LONDON: An anti-corruption group has rated more than 40 energy companies on the transparency of their dealings, handing a low grade to ExxonMobil but praising Shell and Petrobras.
The Transparency International report published Monday places 42 oil and gas companies into three tiers based on their level of transparency in revenue disclosure.
The group used publicly available records to measure companies’ payments to host governments, their operations and contributions to corporate anti-corruption programs.
Anglo-Dutch Royal Dutch Shell PLC, Brazil’s Petrobras, Norway’s StatoilHydro ASA and Petro-Canada were among the best performing companies. U.S.-based ExxonMobil Corp., Russia’s OAO Lukoil and the China National Offshore Oil Corporation — or CNOOC — fell into the lowest tier.
Companies were placed in the lowest tier for disclosing information only by geographical segments and providing almost no additional information.
“Information is crucial, it’s fundamental for civil societies to request information on where the revenue from energy extraction is going to and coming from,” said Juanita Olaya, who manages the program that came up with the report.
“They need to disclose more on payments,” Olaya said of ExxonMobil. She said the company was “taking important steps” in its anti-corruption program, but needed to do more.
ExxonMobil said it disagreed with the methodology of the report, and joined other members of the International Association of Oil & Gas Producers in expressing reservations over the data sought by Transparency.
“Much of this was proprietary and irrelevant to the issue of transparency,” the association said in a statement.
BP PLC, Chevron Corp., Conoco-Philips, Eni SpA and Total SA were in the middle tier of companies that disclose revenue by geographic region and could improve by giving a country-by-country breakdown.
Companies placed in the highest tier disclose payments systematically on a country-by-country basis or in a few select countries and go beyond the mandatory reporting regulations.

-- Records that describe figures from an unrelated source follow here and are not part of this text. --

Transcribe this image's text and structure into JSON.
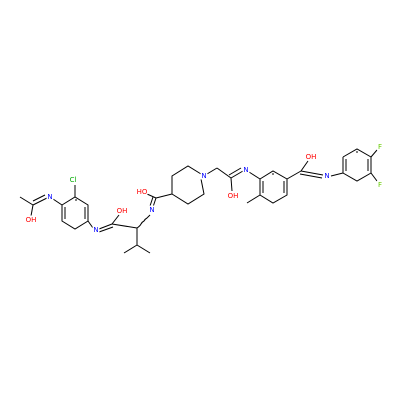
{
  "atoms": [
    {
      "label": "OH"
    },
    {
      "label": "N"
    },
    {
      "label": "Cl"
    },
    {
      "label": "N"
    },
    {
      "label": "OH"
    },
    {
      "label": "N"
    },
    {
      "label": "HO"
    },
    {
      "label": "N"
    },
    {
      "label": "OH"
    },
    {
      "label": "N"
    },
    {
      "label": "OH"
    },
    {
      "label": "N"
    },
    {
      "label": "F"
    },
    {
      "label": "F"
    }
  ]
}
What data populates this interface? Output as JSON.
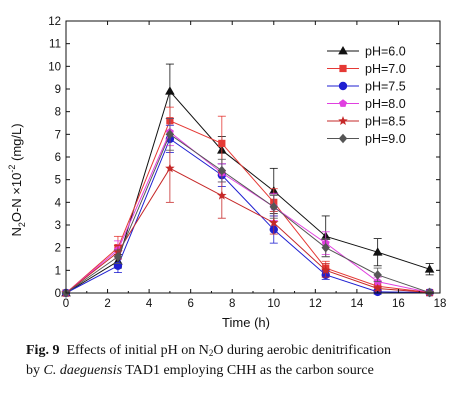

“These top performers, which include some of the world’s largest corporations, can act as role models for the industry as a whole,” the report said. “The high level of transparency demonstrated by these companies proves that secrecy is both morally and commercially indefensible.”
Transparency International said the report aimed to help fight the so-called “resource curse” — oil can generate great wealth for a country, but if poorly managed can also discourage the development other areas of the economy, spur corruption and trigger conflict.
The report said that if 10 percent of the estimated US$866 billion generated worldwide in oil revenues in 2006 was set aside, it would have been enough to cover the total cost of meeting the United Nations’ Millennium Development Goals. The cost of meeting the set of development standards on education, health, literacy and poverty was estimated at US$73 billion in 2006, the report said.